The advantage is that those little flags on the outside of infected cells don't vary much from flu strain to flu strain.
The Wait Continues
The Oxford group has published the results from some small, early studies in humans but will need many more studies to prove T cell approach is effective, Gilbert said.
Even if that or other new vaccines make it to market, the likelihood of a flu shot for life is low. Immunity declines over time, so people would probably need boosters.
"I think we'll probably move to a shot every five years," said Gilbert. Such a shot could be offered year-round, cutting down on lines at drugstores and doctors' offices between September and March.

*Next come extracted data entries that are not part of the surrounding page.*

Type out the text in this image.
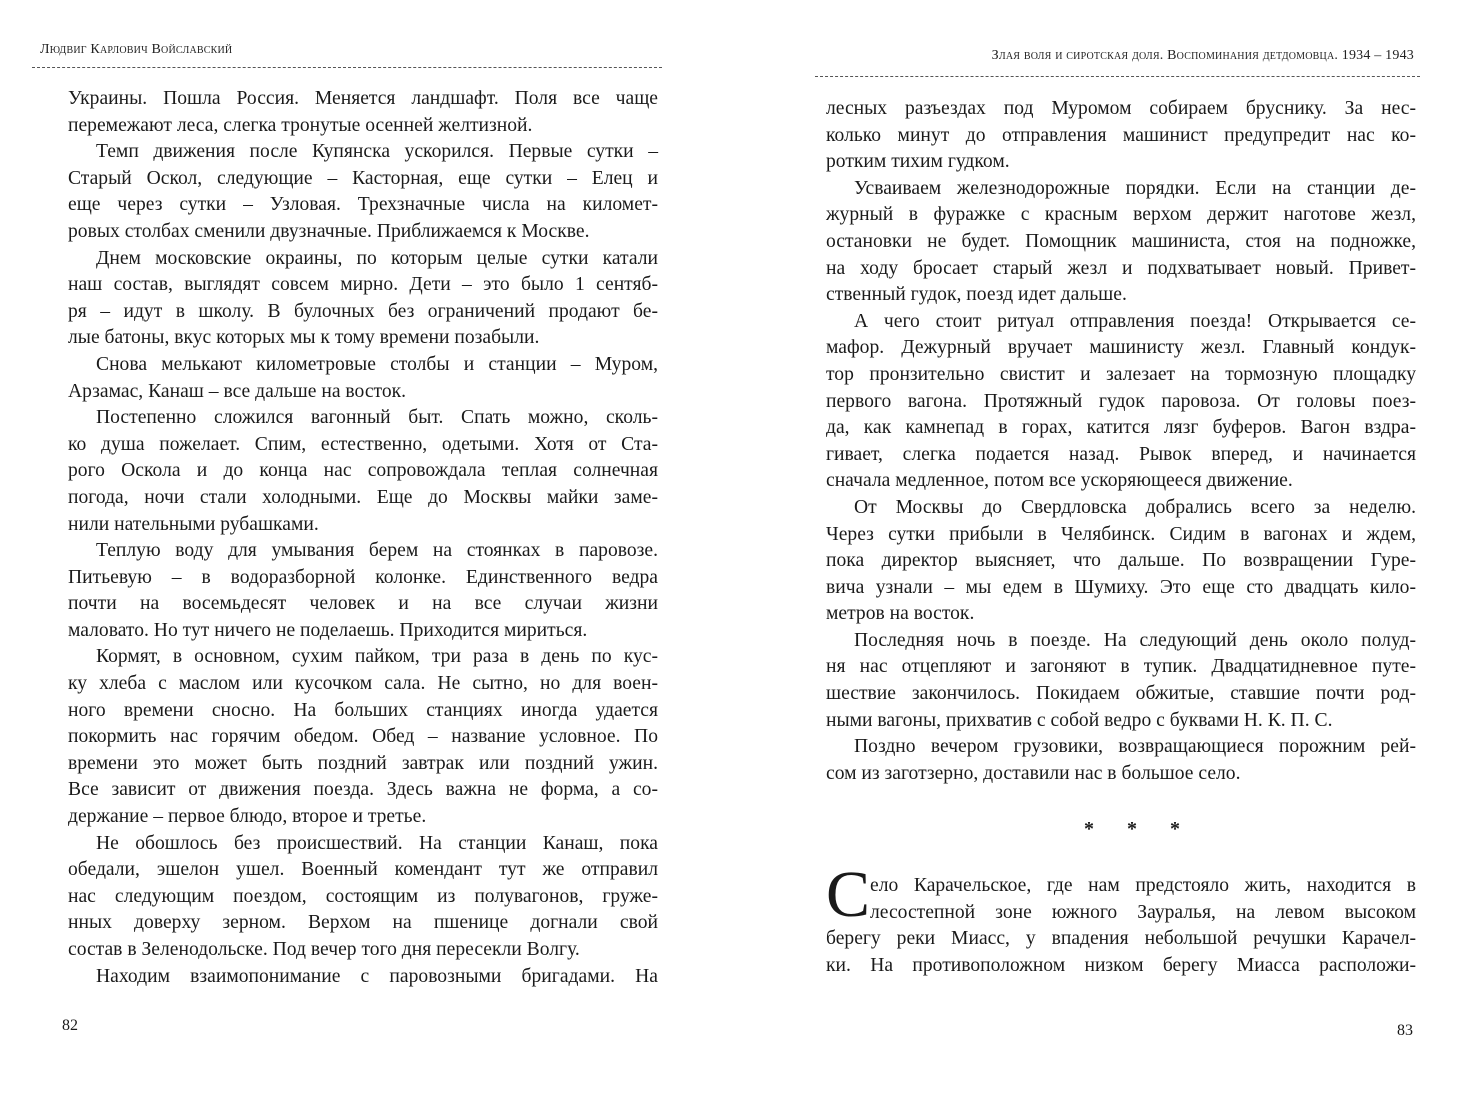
Людвиг Карлович Войславский
Украины. Пошла Россия. Меняется ландшафт. Поля все чаще
перемежают леса, слегка тронутые осенней желтизной.
Темп движения после Купянска ускорился. Первые сутки –
Старый Оскол, следующие – Касторная, еще сутки – Елец и
еще через сутки – Узловая. Трехзначные числа на километ-
ровых столбах сменили двузначные. Приближаемся к Москве.
Днем московские окраины, по которым целые сутки катали
наш состав, выглядят совсем мирно. Дети – это было 1 сентяб-
ря – идут в школу. В булочных без ограничений продают бе-
лые батоны, вкус которых мы к тому времени позабыли.
Снова мелькают километровые столбы и станции – Муром,
Арзамас, Канаш – все дальше на восток.
Постепенно сложился вагонный быт. Спать можно, сколь-
ко душа пожелает. Спим, естественно, одетыми. Хотя от Ста-
рого Оскола и до конца нас сопровождала теплая солнечная
погода, ночи стали холодными. Еще до Москвы майки заме-
нили нательными рубашками.
Теплую воду для умывания берем на стоянках в паровозе.
Питьевую – в водоразборной колонке. Единственного ведра
почти на восемьдесят человек и на все случаи жизни
маловато. Но тут ничего не поделаешь. Приходится мириться.
Кормят, в основном, сухим пайком, три раза в день по кус-
ку хлеба с маслом или кусочком сала. Не сытно, но для воен-
ного времени сносно. На больших станциях иногда удается
покормить нас горячим обедом. Обед – название условное. По
времени это может быть поздний завтрак или поздний ужин.
Все зависит от движения поезда. Здесь важна не форма, а со-
держание – первое блюдо, второе и третье.
Не обошлось без происшествий. На станции Канаш, пока
обедали, эшелон ушел. Военный комендант тут же отправил
нас следующим поездом, состоящим из полувагонов, груже-
нных доверху зерном. Верхом на пшенице догнали свой
состав в Зеленодольске. Под вечер того дня пересекли Волгу.
Находим взаимопонимание с паровозными бригадами. На
82
Злая воля и сиротская доля. Воспоминания детдомовца. 1934 – 1943
лесных разъездах под Муромом собираем бруснику. За нес-
колько минут до отправления машинист предупредит нас ко-
ротким тихим гудком.
Усваиваем железнодорожные порядки. Если на станции де-
журный в фуражке с красным верхом держит наготове жезл,
остановки не будет. Помощник машиниста, стоя на подножке,
на ходу бросает старый жезл и подхватывает новый. Привет-
ственный гудок, поезд идет дальше.
А чего стоит ритуал отправления поезда! Открывается се-
мафор. Дежурный вручает машинисту жезл. Главный кондук-
тор пронзительно свистит и залезает на тормозную площадку
первого вагона. Протяжный гудок паровоза. От головы поез-
да, как камнепад в горах, катится лязг буферов. Вагон вздра-
гивает, слегка подается назад. Рывок вперед, и начинается
сначала медленное, потом все ускоряющееся движение.
От Москвы до Свердловска добрались всего за неделю.
Через сутки прибыли в Челябинск. Сидим в вагонах и ждем,
пока директор выясняет, что дальше. По возвращении Гуре-
вича узнали – мы едем в Шумиху. Это еще сто двадцать кило-
метров на восток.
Последняя ночь в поезде. На следующий день около полуд-
ня нас отцепляют и загоняют в тупик. Двадцатидневное путе-
шествие закончилось. Покидаем обжитые, ставшие почти род-
ными вагоны, прихватив с собой ведро с буквами Н. К. П. С.
Поздно вечером грузовики, возвращающиеся порожним рей-
сом из заготзерно, доставили нас в большое село.
* * *
С ело Карачельское, где нам предстояло жить, находится в
лесостепной зоне южного Зауралья, на левом высоком
берегу реки Миасс, у впадения небольшой речушки Карачел-
ки. На противоположном низком берегу Миасса расположи-
83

For now, the wait continues. "Candidate vaccines are in early trials," said the Mayo Clinic's Poland. "It could be four to ten years before we see one."
The Center for Infectious Disease Research and Policy report from October noted that it can take as long as 15 years and as much as $1 billion to bring a new vaccine to market.
It also predicted that flu vaccines taking an entirely new approach will face a longer approval process and "substantially higher" financial risk than more traditional vaccines. More studies will be needed, and regulators will need to figure out, for example, how to estimate the biological effectiveness of a vaccine that doesn't rely on the same mechanism as today's vaccines.
The October report urged changes to the U.S. government's regulatory process for approving new flu vaccines and "coordinated partnerships involving national governments, the pharmaceutical industry, the investment community, and academia." And it called on the U.S. government to "assume a primary leadership role" in spurring the development of new vaccines.
Can't wait for all that? There is an incremental improvement to the current flu vaccine coming soon.
Starting in the 2013-14 flu season, there will be a "quadrivalent" vaccine available that will protect against two influenza A and two influenza B strains. In a couple of years, all vaccine manufacturers will be making them, said Poland.